Mais parfois il y a une résidente, Natacha, qui crie quand elle parle et c’est à moi que les voisins demandent de lui dire de parler moins fort, ce n’est pas facile.
La condition pour être dans ces studios, c’est que on ait une activité à l’extérieur chaque jour.
Ici j’ai un ordinateur adapté avec un grand écran et un clavier avec des grandes lettres bien visibles et j’aime écouter de la musique.
Et quelles sont les activités que tu fais ?
Depuis 2000, j’ai une occupation à Courcelles où je fais de l’informatique sur un matériel adapté, mais les trajets sont longs en train.
A Bruxelles, je fais du « fracophilobraille », c’est de l’art avec des matériaux de récupération et c’est très chouette même si pour le moment on travaille beaucoup parce que l’exposition a lieu bientôt.

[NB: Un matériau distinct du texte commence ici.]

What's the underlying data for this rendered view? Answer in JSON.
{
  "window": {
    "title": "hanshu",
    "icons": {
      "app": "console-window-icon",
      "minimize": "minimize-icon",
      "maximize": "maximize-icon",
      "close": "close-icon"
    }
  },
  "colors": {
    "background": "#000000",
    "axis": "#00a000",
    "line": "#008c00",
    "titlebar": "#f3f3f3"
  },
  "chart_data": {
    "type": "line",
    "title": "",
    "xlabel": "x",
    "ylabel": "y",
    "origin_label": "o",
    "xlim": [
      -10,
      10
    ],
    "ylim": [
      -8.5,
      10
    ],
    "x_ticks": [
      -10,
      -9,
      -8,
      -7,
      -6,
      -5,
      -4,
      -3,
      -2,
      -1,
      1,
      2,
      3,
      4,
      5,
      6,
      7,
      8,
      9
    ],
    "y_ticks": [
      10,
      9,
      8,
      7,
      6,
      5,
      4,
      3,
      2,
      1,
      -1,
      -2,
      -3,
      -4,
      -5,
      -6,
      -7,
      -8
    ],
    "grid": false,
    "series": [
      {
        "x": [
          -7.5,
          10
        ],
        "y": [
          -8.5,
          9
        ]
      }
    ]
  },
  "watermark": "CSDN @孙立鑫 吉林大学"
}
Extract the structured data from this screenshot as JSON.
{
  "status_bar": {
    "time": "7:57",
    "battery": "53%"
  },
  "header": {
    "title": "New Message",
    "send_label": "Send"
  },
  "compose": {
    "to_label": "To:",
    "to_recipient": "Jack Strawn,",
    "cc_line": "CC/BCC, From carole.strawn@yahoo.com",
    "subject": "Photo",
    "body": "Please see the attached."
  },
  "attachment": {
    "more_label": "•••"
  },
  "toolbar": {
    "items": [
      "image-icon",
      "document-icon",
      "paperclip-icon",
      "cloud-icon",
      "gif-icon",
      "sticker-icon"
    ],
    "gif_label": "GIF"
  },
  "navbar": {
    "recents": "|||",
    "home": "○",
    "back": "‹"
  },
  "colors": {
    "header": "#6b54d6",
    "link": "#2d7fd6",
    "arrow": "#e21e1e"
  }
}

J’y fais aussi de la relaxation et peut-être pourra-t-on organiser une sortie piscine… ce qui me réjouit parce que j’aime bien l’eau !
Je fais aussi du théâtre et répète pour une pièce qui sera jouée à Ixelles le 13 décembre : « Des fiançailles cruelles ». C’est l’histoire de deux familles ennemies à cause d’un crime et de deux jeunes qui s’aiment. Je tiens le rôle du Commandant Santana.
Le dimanche, je fais parfois du vélo en tandem avec quelqu’un qui voit bien : 60 km sur la journée avec un arrêt collation et un arrêt pique-nique.
Et tu restes toujours en Belgique ?
Oh non, je suis partie cette année au Canada. On était dans un hôtel avec jacuzzi et piscine et on faisait des visites tous les jours. Nous étions en binôme avec chacun une accompagnatrice.
On a visité des parcs, des cathédrales et aussi une association pour mal-voyants qui comporte aussi une université adaptée. C’était intéressant.
En plus l’accompagnatrice était la même que lors d’un voyage précédent en Italie et je l’apprécie beaucoup. Ce fut un beau voyage, même si 7h30 d’avion c’est long.
Ces voyages sont organisés par l’association « Le troisième œil » qui organise beaucoup d’activités qui sont proposées aux résidents. C’est nous qui choisissons nous-même d’y aller ou non.
Quelles sont les aides que tu reçois pour vivre comme tu le fais ?
Nous avons des personnes qui nous aident à nous organiser et qu’on peut appeler quand on a un problème. On a appris à faire la cuisine, sa lessive etc. Nous devons une fois par semaine rencontrer notre superviseuse référente pour voir si tout va bien. Durant la nuit, nous pouvons appeler l’accompagnant de garde si nous avons un problème
Ensuite, Dominique me parle gentiment de ses neveux et de ses parents et conclut : ma vie n’est pas toujours facile, mais je suis heureuse.
Et pour moi, qui l’interviewais, cette rencontre fut un moment de bonheur
Cet interview montre l’importance de mettre sur pied de telles structures. Elles ne sont sans doute pas assez nombreuses et il n’est pas toujours facile de trouver la solution qui convient le mieux, mais dans le cas de Dominique, qui avait déjà appris depuis longtemps à se déplacer dans les transports en commun, sans autre aide que sa canne blanche, cette autonomie acquise dans la vie quotidienne lui donne vraiment une vie la plus normale et épanouissante possible.
Extrait du site du 3ème œil : Depuis sa création en 2008, l’ASBL Le Troisième Œil poursuit le but de sensibiliser, informer et diffuser sur la problématique du handicap visuel et l’aide des personnes non et malvoyantes, afin de leurs offrir une meilleure qualité de vie.
Le Troisième Œil met en œuvre tous les moyens nécessaires pour favoriser l’épanouissement et l’autonomie des personnes non et malvoyantes, à chaque étape de leur vie.
L’ASBL conçoit ses actions dans la perspective d’une société plus juste et égalitaire pour tous.
EXPOSITION PHOTOGRAPHIQUE HAND IN CAP
L’ASBL Le 3e Œil a l’honneur de vous convier au sein du péristyle de la Chambre des Représentants, au Parlement fédéral, pour vous laisser transporter par l’exposition photographique « Hand in Cap », réalisée par l’artiste Djanii Scholt. Celle-ci est située rue de Louvain, 13 – 1000 Bruxelles. Elle est exposée du 18 octobre au 9 novembre et du 26 novembre au 21 décembre 2018. Dominique est une des personnes photographiées.